Sununu shrugged off the criticism, saying his vote on gay marriage -- like other positions he has taken against the Republican leadership -- was about affirming genuine conservative values.

''I try to make decisions based on the principles in which I believe, the principles I campaigned on, spoke about in office," Sununu said in an interview. The gay marriage ban, Sununu said, was a clear issue of states rights. While he said he opposes gay marriage, the federal government has no business dictating rules on an issue that has traditionally been left to the states, he explained.

The bookish, bespectacled Sununu, who has been in the Senate for less than two years, is fast developing a reputation as a quiet but determined conservative, unafraid to deprive his party and his president of his vote if legislation does not meet his goals of fiscal responsibility and limited government.
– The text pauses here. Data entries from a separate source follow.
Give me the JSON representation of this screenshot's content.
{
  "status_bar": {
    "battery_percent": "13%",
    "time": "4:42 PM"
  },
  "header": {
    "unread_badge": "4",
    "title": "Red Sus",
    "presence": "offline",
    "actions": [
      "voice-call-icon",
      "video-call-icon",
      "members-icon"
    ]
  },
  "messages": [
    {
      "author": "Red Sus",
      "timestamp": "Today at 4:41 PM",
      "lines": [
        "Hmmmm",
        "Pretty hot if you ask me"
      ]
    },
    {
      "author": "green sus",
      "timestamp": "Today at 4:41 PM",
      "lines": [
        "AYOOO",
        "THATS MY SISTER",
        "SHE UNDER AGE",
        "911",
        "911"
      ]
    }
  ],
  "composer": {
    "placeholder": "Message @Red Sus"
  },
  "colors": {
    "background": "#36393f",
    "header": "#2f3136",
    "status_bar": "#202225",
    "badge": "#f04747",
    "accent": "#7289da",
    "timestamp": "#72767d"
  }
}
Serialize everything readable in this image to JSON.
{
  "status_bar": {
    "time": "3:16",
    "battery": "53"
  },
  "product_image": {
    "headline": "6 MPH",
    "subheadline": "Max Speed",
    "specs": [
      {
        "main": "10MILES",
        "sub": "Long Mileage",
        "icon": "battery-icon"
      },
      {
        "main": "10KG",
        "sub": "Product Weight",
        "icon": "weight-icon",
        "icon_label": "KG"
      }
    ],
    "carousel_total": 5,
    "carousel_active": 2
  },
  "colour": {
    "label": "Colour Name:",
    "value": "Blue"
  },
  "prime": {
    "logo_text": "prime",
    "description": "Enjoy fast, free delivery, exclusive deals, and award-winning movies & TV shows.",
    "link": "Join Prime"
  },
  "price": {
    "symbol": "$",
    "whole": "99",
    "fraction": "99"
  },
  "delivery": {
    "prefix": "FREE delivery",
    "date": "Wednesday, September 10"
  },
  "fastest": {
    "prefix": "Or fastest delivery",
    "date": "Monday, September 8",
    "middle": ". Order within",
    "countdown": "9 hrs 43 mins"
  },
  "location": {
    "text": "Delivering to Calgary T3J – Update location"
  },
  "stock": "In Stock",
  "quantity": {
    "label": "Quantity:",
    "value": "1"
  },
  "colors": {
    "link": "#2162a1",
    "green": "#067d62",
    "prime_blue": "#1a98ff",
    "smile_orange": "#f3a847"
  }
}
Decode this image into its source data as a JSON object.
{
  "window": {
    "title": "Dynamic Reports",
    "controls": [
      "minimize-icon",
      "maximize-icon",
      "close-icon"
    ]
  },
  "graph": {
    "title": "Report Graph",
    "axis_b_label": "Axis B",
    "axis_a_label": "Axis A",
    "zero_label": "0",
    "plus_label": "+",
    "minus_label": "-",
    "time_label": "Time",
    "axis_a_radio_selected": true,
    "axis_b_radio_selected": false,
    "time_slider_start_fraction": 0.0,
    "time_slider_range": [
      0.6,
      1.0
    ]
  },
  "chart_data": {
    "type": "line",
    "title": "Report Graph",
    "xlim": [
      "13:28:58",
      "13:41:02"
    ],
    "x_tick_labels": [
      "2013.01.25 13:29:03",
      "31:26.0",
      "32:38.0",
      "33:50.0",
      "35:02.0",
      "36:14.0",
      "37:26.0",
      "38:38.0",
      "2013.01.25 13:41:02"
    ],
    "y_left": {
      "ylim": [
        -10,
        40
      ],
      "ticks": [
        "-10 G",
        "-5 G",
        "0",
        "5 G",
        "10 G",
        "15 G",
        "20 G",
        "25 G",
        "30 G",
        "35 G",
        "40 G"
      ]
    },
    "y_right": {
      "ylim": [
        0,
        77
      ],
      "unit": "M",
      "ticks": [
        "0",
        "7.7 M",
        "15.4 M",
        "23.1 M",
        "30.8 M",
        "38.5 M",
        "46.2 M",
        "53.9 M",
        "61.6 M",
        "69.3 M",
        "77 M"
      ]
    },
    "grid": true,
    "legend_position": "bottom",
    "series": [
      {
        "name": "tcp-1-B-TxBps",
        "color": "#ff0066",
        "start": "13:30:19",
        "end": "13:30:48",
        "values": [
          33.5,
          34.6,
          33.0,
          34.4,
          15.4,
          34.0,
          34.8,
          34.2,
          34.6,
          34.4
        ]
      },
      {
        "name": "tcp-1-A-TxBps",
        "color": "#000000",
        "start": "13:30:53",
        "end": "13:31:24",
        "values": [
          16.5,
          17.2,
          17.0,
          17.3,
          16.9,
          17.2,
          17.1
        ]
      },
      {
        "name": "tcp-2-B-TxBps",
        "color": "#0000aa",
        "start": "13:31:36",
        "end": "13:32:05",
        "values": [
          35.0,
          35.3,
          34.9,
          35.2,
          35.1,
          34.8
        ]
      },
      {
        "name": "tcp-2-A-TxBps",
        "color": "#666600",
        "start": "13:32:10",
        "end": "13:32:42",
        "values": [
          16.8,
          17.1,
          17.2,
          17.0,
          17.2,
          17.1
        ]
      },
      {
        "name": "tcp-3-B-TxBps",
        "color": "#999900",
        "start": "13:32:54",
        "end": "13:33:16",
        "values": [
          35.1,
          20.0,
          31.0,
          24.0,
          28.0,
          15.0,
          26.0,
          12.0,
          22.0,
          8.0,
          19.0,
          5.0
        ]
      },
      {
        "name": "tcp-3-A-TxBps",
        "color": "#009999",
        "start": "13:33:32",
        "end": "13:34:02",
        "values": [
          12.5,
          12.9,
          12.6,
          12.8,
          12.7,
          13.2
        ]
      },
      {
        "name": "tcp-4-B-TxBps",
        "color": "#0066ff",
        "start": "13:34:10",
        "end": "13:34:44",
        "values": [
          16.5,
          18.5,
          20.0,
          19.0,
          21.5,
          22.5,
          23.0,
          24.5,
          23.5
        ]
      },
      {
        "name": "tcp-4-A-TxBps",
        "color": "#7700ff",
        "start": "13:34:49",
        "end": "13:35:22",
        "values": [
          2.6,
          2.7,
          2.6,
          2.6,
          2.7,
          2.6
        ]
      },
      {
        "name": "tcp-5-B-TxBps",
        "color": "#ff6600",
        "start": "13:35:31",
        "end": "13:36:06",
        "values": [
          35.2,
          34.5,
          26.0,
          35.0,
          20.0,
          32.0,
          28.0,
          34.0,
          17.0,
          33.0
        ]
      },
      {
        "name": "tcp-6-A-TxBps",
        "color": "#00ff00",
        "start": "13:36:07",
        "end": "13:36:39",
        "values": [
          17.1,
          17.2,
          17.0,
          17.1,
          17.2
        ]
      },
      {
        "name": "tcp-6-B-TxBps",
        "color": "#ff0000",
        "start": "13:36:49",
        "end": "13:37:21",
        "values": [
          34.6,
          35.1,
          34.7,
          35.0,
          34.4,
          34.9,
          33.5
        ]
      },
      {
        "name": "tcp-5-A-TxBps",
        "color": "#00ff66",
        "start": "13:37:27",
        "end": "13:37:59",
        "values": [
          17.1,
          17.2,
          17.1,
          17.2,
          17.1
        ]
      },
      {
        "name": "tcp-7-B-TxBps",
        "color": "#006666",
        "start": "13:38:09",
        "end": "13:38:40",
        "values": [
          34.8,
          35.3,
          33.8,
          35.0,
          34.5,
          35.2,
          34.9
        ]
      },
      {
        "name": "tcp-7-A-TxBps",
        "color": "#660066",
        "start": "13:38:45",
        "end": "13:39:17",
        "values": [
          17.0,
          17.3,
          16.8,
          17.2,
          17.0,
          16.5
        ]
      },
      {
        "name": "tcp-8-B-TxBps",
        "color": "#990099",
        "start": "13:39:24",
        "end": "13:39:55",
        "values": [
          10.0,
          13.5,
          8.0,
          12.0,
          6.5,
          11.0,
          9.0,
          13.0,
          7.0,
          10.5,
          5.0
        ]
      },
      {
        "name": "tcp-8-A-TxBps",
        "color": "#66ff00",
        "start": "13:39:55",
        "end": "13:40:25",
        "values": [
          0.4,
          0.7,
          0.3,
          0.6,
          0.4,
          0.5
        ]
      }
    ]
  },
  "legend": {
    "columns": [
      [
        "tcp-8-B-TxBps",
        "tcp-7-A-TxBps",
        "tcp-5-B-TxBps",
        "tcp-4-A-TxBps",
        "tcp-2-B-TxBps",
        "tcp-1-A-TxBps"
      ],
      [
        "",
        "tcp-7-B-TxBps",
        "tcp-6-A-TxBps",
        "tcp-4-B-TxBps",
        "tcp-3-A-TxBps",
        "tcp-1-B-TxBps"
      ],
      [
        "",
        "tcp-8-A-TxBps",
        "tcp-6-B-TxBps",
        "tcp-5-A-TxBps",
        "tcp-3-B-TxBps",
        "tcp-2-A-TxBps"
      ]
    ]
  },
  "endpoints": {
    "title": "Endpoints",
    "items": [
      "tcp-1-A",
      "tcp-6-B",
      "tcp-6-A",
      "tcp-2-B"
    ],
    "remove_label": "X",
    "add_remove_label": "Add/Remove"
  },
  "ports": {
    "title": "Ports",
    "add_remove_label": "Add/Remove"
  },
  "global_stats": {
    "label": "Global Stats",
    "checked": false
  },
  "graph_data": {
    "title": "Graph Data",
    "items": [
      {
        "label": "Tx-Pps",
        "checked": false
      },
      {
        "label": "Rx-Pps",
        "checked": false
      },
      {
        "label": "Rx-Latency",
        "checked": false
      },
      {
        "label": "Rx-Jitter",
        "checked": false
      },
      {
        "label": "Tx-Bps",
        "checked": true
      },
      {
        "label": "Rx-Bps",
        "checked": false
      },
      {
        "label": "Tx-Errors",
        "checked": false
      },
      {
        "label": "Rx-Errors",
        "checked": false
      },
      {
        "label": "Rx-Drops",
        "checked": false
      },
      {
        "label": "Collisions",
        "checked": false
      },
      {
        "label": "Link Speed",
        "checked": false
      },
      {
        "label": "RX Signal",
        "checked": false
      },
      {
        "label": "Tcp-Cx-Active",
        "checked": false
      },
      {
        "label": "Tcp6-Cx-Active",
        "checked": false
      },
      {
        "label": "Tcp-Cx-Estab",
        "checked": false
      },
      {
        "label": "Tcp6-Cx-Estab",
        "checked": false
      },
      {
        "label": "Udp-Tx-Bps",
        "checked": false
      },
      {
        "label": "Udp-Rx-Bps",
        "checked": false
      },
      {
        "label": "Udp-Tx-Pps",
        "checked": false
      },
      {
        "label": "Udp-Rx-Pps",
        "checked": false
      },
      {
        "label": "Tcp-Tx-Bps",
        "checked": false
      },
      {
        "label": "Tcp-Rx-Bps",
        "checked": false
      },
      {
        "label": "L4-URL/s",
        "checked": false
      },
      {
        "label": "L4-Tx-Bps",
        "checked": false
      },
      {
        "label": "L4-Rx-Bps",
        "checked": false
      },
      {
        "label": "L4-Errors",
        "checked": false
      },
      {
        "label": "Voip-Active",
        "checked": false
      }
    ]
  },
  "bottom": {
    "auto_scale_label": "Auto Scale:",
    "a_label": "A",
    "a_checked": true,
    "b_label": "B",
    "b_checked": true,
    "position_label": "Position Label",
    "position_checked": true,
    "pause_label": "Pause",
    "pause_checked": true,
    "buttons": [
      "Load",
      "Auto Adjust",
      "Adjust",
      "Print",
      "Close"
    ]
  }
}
Last year, the 39-year-old New Hampshire lawmaker voted against an energy bill favored by the White House as well as the Medicare prescription drug bill. The Medicare bill ultimately passed, but Sununu's key opposition to the energy legislation is one reason the measure is foundering on Capitol Hill.

The Medicare bill was opposed by many Democrats who thought it provided less-than-generous benefits and undermined the universal nature of the Great Society program; Sununu did not like it because it did not have the cost controls he thinks are needed to keep spending in line.

The energy bill, too, he said, is overloaded with corporate tax incentives and subsidies the senator says are unaffordable and unnecessary to encourage energy production. Sununu was also unhappy with provisions that protected companies from liability for manufacturing methyl tertiary butyl ether, or MTBE, a gasoline additive that has polluted ground water in New Hampshire and other states.

Such votes have been a source of frustration for the Republican leadership and the White House, which are accustomed to losing votes to Republican moderates and mavericks such as Maine's Olympia Snowe and Susan Collins, and Arizona's John McCain. But rare is the rebellion from a conservative like Sununu, especially since the senator's father was chief of staff to the president's father, George H. W. Bush.

The younger Sununu said he is being faithful to both the party and to his state. ''The core values I see in the Republican Party are a commitment to limited government, lower taxes, local control, personal freedom, property rights, and a limited regulatory environment," Sununu said.

While I seriously doubt that Sununu, Chafee, Snow, Collins, or any others would leave the GOP, there seems to be enough independent New England Republicans to make a huge impact if they desired.